A while loop "while (x < n) x = x + 1;" - which has the "infinite mutability" mentioned above, may itself be treated as an infinitary wrapper, "if (x < n) { x = x + 1; if (x < 1) { x = x + 1; if (x < 1) { x = x + 1; ... } } }". So, when it wraps around an expression Q, the result is (in C-like notation) "x < n? (x = x + 1, x < n? (x = x + 1, x < n? (x = x + 1, ...): Q): Q): Q", which may be directly rendered in lambda form as "x < n? (λx x < n (λx x < n? (λx·...) (x + 1): Q) (x + 1): Q) (x + 1): Q". This shows directly the connection between cyclicity and infinitariness.
This is an infinitary expression that, despite being infinite, has only a finite number of distinct subexpressions. Just as we can think of there being a Universally Unrolled form to this expression - which is similar to what's shown above (an infinite decision tree) - we can also think of there being a Maximally Rolled form, which could be obtained by labelling each of the distinct subexpressions and referring to the labels, instead. The key subexpressions would then be:
A: x < n? goto B: Q
B: x = x + 1, goto A
The subexpression labels, here, are "A:" and "B:", while the references to the subexpressions so labelled as "goto A" and "goto B", respectively. So, by magic, the very essence of Imperativitity emerges directly out of the infinitary lambda calculus, without any need to posit it separately or anew.

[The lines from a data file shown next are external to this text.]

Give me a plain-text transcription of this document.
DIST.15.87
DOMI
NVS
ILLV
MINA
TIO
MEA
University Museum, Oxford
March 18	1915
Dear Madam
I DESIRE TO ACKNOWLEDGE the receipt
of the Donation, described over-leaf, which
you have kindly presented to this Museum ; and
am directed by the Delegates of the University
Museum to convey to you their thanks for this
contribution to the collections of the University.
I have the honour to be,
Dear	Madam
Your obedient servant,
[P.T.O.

This way of viewing things applies even down to the level of binary files. Every interpretation of every byte (whether it be a part of an opcode of an instruction that starts 0, 1, 2 or more bytes back, or as part of a data structure) can be treated as being there in tandem, so that the binary file is a rolling up of a much larger universally unrolled structure whose physical byte code representation overlaps extensively with itself.
Thus, emerges the imperative programming language paradigm automatically out of the pure lambda calculus, itself, when the calculus is extended to include infinitary terms. The control flow structure is directly embodied in the very structure of the infinitary expression, itself; and thus requires no additional hacks (like Landin's or later descendants, like monads) - as it's already there.

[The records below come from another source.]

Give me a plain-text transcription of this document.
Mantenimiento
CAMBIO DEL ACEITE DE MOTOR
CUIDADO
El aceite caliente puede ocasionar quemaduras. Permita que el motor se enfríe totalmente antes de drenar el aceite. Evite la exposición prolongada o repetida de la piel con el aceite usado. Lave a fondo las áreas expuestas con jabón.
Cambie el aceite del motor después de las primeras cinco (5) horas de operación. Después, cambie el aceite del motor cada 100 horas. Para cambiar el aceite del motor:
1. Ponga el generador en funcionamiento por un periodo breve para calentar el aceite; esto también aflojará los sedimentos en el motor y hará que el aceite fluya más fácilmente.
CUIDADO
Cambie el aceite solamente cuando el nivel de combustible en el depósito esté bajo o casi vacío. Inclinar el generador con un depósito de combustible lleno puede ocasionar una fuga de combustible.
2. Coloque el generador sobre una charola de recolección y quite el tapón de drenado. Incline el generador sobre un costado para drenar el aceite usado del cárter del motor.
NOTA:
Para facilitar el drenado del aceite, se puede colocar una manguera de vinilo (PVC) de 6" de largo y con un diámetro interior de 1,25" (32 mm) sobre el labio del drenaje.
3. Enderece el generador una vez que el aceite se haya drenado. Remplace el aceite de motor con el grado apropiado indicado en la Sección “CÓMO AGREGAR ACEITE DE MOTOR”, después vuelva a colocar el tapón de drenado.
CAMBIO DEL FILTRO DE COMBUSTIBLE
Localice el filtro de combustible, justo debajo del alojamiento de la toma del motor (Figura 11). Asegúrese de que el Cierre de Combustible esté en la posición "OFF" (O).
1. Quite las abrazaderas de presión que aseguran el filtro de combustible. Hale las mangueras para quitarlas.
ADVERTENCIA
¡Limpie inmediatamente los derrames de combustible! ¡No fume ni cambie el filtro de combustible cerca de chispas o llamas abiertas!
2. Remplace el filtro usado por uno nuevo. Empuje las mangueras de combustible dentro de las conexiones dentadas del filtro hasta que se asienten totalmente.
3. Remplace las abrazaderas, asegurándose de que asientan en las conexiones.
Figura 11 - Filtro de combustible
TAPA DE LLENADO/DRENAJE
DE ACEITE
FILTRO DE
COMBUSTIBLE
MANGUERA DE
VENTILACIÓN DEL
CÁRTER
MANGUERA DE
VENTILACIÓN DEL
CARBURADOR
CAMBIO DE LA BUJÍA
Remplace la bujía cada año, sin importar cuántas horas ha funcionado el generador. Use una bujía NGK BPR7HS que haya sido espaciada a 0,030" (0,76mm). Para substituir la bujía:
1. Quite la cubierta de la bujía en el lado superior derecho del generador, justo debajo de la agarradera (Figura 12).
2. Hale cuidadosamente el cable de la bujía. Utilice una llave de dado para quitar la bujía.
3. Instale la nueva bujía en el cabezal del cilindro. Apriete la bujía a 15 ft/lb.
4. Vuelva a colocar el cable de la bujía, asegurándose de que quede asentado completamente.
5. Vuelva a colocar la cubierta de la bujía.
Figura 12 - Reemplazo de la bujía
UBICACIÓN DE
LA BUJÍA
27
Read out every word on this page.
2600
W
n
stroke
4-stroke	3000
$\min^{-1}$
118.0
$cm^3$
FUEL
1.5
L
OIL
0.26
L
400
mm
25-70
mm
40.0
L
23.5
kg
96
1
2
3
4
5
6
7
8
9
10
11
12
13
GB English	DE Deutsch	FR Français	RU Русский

This synthesis of the imperative and functional paradigms arose in the late 1980's via the USENET, but has not (yet) been published. Part of it was already implicit in the treatment (dating from around the same time) given to languages, like Prolog-II, and the much earlier treatment of cyclic recursive structures by infinitary expressions by Irene Guessarian LNCS 99 "Algebraic Semantics".
Now, earlier I said that the magma-based formulation might get you to the same place, or to an approximation thereof. I believe there is a kind of universal representation theorem of some sort, which asserts that the infinitary based formulation provides a purely syntactic representation, and that the semantics that arise from the monad-based representation factors through this as "monad-based semantics" = "infinitary lambda calculus" + "semantics of infinitary languages".
Likewise, we may think of the "Q" expressions above as being continuations; so there may also be a universal representation theorem for continuation semantics, which similarly rolls this formulation back into the infinitary lambda calculus.
At this point, I've said nothing about non-rational infinitary terms (i.e. infinitary terms which possess an infinite number of distinct subterms and no finite Minimal Rolling) - particularly in relation to interprocedural control flow semantics. Rational terms suffice to account for loops and branches, and so provide a platform for intraprocedural control flow semantics; but not as much so for the call-return semantics that are the essential core element of interprocedural control flow semantics, if you consider subprograms to be directly represented as embellished, glorified macros.
There may be something similar to the Chomsky hierarchy for infinitary term languages; so that type 3 corresponds to rational terms, type 2 to "algebraic terms" (those that can be rolled up into a finite set of "goto" references and "macro" definitions), and type 0 for "transcendental terms". That is, for me, an unresolved loose end, as well.